Protéger l’eau à la source plutôt que payer pour la rendre potable : le pari d’associations

Développement durable

Protéger l’eau à la source, plutôt que payer pour la rendre potable : un choix « économiquement rentable », porté par des associations qui lancent un appel aux élus et aux pouvoirs publics pour mener une expérimentation à taille réelle sur l’agglomération de Rennes.

« Tout le monde a besoin de cette expérimentation, même les agriculteurs », assure Jean-Yves Morel, de l’association l’Arbre Indispensable.

L’idée serait de mener une expérimentation sur le captage de Chèze-Canut, aux portes de la forêt de Brocéliande, le plus petit des douze captages d’eau potable gérés par la Collectivité Eau du bassin Rennais (CEBR) qui alimente les 500 000 habitants de l’agglomération de Rennes.

« Ce serait une expérience reproductible ensuite sur les autres bassins-versants », assure Jean-Yves Morel.
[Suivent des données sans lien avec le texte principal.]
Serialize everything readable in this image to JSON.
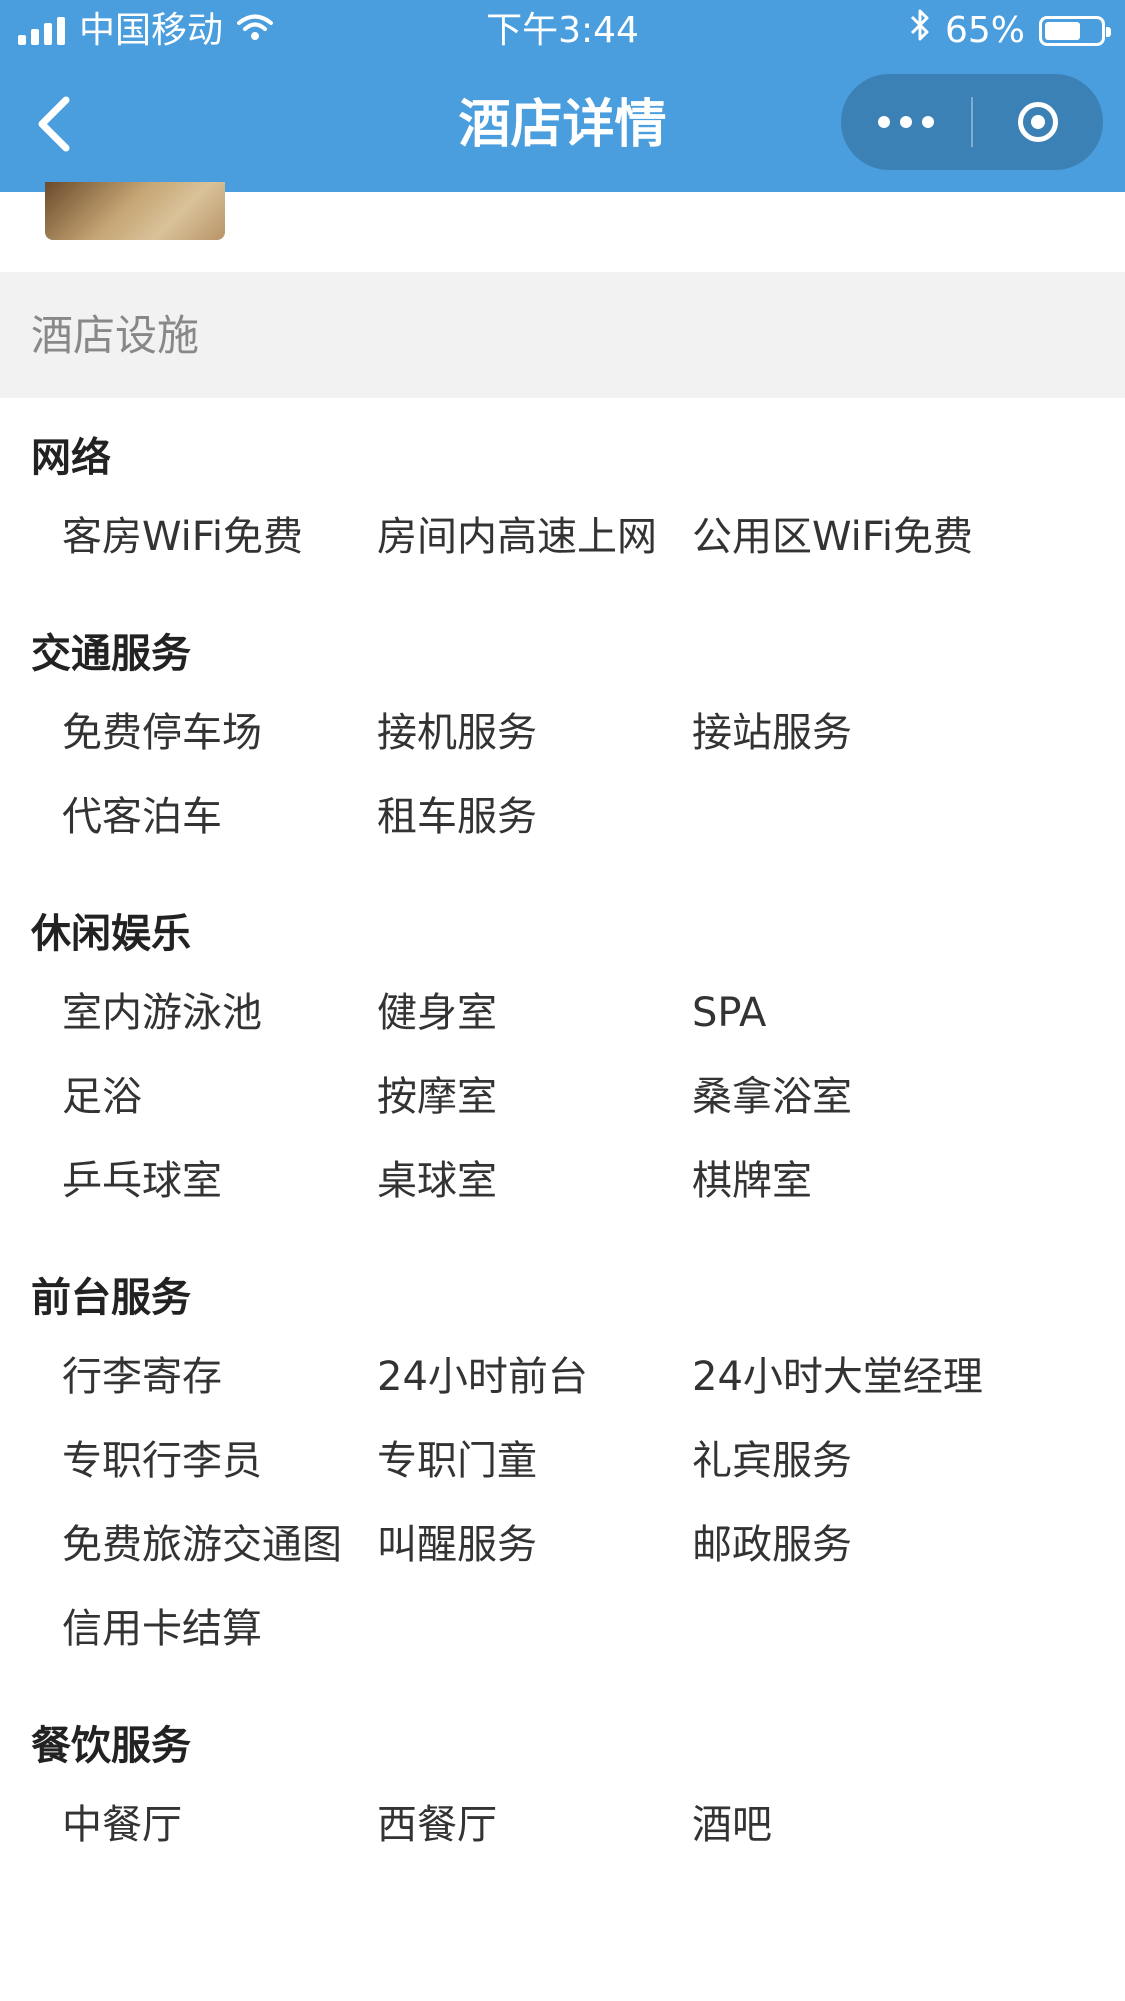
{
  "status_bar": {
    "carrier": "中国移动",
    "time": "下午3:44",
    "battery_text": "65%",
    "battery_level": 0.65
  },
  "nav": {
    "title": "酒店详情"
  },
  "section": {
    "title": "酒店设施"
  },
  "groups": [
    {
      "title": "网络",
      "items": [
        "客房WiFi免费",
        "房间内高速上网",
        "公用区WiFi免费"
      ]
    },
    {
      "title": "交通服务",
      "items": [
        "免费停车场",
        "接机服务",
        "接站服务",
        "代客泊车",
        "租车服务"
      ]
    },
    {
      "title": "休闲娱乐",
      "items": [
        "室内游泳池",
        "健身室",
        "SPA",
        "足浴",
        "按摩室",
        "桑拿浴室",
        "乒乓球室",
        "桌球室",
        "棋牌室"
      ]
    },
    {
      "title": "前台服务",
      "items": [
        "行李寄存",
        "24小时前台",
        "24小时大堂经理",
        "专职行李员",
        "专职门童",
        "礼宾服务",
        "免费旅游交通图",
        "叫醒服务",
        "邮政服务",
        "信用卡结算"
      ]
    },
    {
      "title": "餐饮服务",
      "items": [
        "中餐厅",
        "西餐厅",
        "酒吧"
      ]
    }
  ],
  "colors": {
    "nav_bg": "#4a9ede",
    "section_bg": "#f2f2f2"
  },
  "icons": {
    "back": "chevron-left-icon",
    "more": "more-dots-icon",
    "home": "target-icon",
    "wifi": "wifi-icon",
    "bluetooth": "bluetooth-icon",
    "battery": "battery-icon",
    "signal": "signal-icon"
  }
}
Selon les associations qui soutiennent ce projet, la qualité de l’eau en Ille-et-Vilaine est « catastrophique » : « à peine 2 % des masses d’eau sont conformes aux normes européennes », affirment-elles.
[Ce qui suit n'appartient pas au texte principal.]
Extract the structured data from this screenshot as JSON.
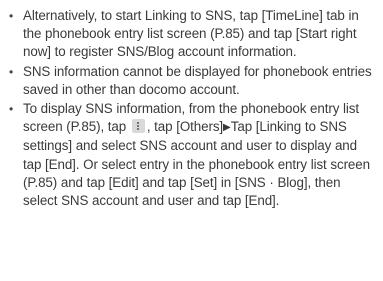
{
  "notes": {
    "bullet": "•",
    "item1": "Alternatively, to start Linking to SNS, tap [TimeLine] tab in the phonebook entry list screen (P.85) and tap [Start right now] to register SNS/Blog account information.",
    "item2": "SNS information cannot be displayed for phonebook entries saved in other than docomo account.",
    "item3": {
      "part1": "To display SNS information, from the phonebook entry list screen (P.85), tap",
      "menu_icon": "menu-key-icon",
      "part2": ", tap [Others]",
      "arrow": "▶",
      "part3": "Tap [Linking to SNS settings] and select SNS account and user to display and tap [End]. Or select entry in the phonebook entry list screen (P.85) and tap [Edit] and tap [Set] in [SNS · Blog], then select SNS account and user and tap [End]."
    }
  }
}
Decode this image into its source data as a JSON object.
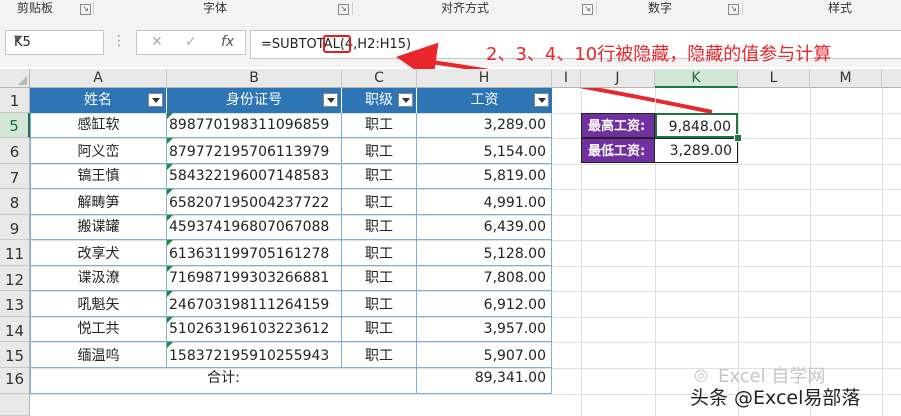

En cause notamment, « la multiplication des substances chimiques présentes en doses infinitésimales », en particulier les métabolites qui sont issus de leur dégradation. Ces substances « ne sont pas recherchées dans les analyses de l’eau » bien qu’elles soient susceptibles de produire le fameux « effet cocktail » sur la santé, affirme Étienne Dervieux, du Criigen (Comité de Recherche et d’Information Indépendantes sur le génie Génétique).

Le bassin versant de la Chèze-Canut, qui représente 20 % de la ressource en eau de l’agglomération rennaise, présente l’avantage d’être de petite taille : un espace rural de 6 300 ha, où sont installés une centaine d’agriculteurs. 

Le projet d’expérimentation comprend plusieurs axes : l’arrêt de l’utilisation des pesticides, une « transition agricole forte » pour passer des cultures de maïs et céréales majoritaires à une agriculture et de l’élevage biologiques, la restauration des milieux aquatiques et du paysage, notamment en reconstruisant les talus et les haies bocagères disparus afin de réduire l’érosion des sols et de filtrer l’eau.

Le tout par une « conversion obligatoire et financièrement aidée de l’agriculture ».

Selon les chiffres officiels (2017), plus de la moitié des agriculteurs de ce bassin versant ont plus de 50 ans et ces prochains départs en retraite sont une opportunité pour faire évoluer les pratiques.

Comme New York et Munich

Les collectivités, comme la CEBR, partagent le même constat que les associations. Elles ont lancé en 2012 le dispositif « Terres de sources » dont le but est d’aider les agriculteurs à faire évoluer leurs pratiques par diverses incitations (un label, achat pour les cantines scolaires, etc.).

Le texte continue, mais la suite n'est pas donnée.